Configure for metadata migrations#

Add Apache Hive as source hive agent#

  1. Configure the source hive agent to connect to the Hive metastore on the on-premises Hadoop cluster:

Test the Apache Hive source hive agent#

LiveData Migrator automatically tests the connection to any hive agent added to ensure the details provided are valid and a metadata migration can be created and run.

To check that the configuration for the hive agent is correct:

  • UI - the agent will show a healthy connection.

  • CLI

    Example
    hive agent check --name hiveAgent

To test a metadata migration from the Apache Hive agent, create a metadata migration and run it to transfer data, then check that the data has arrived in its intended destination.

Add AWS Glue as target hive agent#

Configure a hive agent to connect to AWS Glue:

Test the AWS Glue target hive agent#

LiveData Migrator automatically tests the connection to any hive agent added to ensure the details provided are valid and a metadata migration can be created and run.

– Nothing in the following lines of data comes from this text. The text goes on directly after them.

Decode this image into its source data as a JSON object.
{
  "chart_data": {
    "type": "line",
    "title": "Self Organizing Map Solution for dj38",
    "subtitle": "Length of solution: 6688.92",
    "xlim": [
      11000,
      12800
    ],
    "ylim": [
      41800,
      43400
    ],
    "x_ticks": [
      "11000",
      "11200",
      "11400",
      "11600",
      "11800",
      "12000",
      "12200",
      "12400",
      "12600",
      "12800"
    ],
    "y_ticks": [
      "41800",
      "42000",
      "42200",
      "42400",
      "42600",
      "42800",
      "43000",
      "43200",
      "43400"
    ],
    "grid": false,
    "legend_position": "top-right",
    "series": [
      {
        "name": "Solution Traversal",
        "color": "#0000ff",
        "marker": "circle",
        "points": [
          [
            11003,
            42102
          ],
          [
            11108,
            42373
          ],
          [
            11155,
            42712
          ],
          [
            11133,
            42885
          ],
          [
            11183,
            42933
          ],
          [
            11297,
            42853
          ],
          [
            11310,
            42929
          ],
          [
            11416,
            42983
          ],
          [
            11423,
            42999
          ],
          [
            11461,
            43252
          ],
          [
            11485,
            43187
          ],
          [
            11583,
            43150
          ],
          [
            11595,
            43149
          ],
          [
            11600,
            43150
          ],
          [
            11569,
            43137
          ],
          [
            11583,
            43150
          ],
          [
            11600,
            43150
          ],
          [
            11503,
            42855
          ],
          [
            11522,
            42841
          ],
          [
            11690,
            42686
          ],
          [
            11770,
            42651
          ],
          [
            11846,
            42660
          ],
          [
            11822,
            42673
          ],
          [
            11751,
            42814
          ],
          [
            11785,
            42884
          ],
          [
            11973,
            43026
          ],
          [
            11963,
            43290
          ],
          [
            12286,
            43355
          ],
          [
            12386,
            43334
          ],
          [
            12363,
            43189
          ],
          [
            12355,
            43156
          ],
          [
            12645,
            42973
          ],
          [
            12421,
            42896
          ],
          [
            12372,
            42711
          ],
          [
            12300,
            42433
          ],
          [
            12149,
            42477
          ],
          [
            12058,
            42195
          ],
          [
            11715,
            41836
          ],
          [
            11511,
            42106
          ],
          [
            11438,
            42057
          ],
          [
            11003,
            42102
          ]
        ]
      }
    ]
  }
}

To check that the configuration for the hive agent is correct:

  • UI - the agent will show a healthy connection.

  • CLI

    Example
    hive agent check --name hiveAgent

To test a metadata migration to the AWS Glue target agent, create a metadata migration and run it to transfer data, then check that the data has arrived in its intended destination.

Troubleshooting#

In the event a filesystem or hive agent could not be added, LiveData Migrator will provide you with error messages in most cases to help you discern the issue.

If no data appears to have been transferred in either a migration or a metadata migration, check LiveData Migrator's notifications for errors. In most cases, these will provide you with the information you need to diagnose any problems.

In the event of a problem you cannot diagnose, contact WANdisco support.

Network architecture#

LiveData Migrator Network Architecture

The diagram is an example of LiveData Migrator architecture between two environments - On-premises and AWS Cloud.

On-Premises#

  1. All migration activity, both reads and writes, goes through the LiveData Migrator service. Data transfer to AWS is via Port 443 (HTTPS). Metadata transfer through the HiveMigrator functionality is over port 6780/6781 (HTTP/HTTPS).

  2. Interaction with LiveData Migrator is handled either through WANdisco's LiveData UI component (port 8081) or LiveData Migrator CLI (via LDM's API port 18080). The LDM CLI does not open any ports itself and acts as a client.

AWS Cloud#

  1. The WAN connection to AWS from the source environment (see AWS Site-to-Site VPN and AWS Direct Connect).

  2. A VPC and Subnet (see Working with VPCs and subnets) that are configured with access to the underlying storage and metastore and necessary external connectivity to the source environment.

  3. The IAM role and associated permissions for access to resources.

  4. The underlying storage (Amazon S3 bucket) and metastore (AWS Glue Data Catalog).

    important

    By default, S3 buckets are set as private to prevent unauthorized access. We strongly recommend that you read the following blog on the AWS support site for a good overview of this subject:
    Best practices for securing sensitive data in AWS data stores

  5. The AWS Key Management Service configured to encrypt both the Amazon S3 bucket and AWS Glue instance.

Next Steps#

Start defining exclusions and migrating data. You can also create metadata rules and start migrating metadata.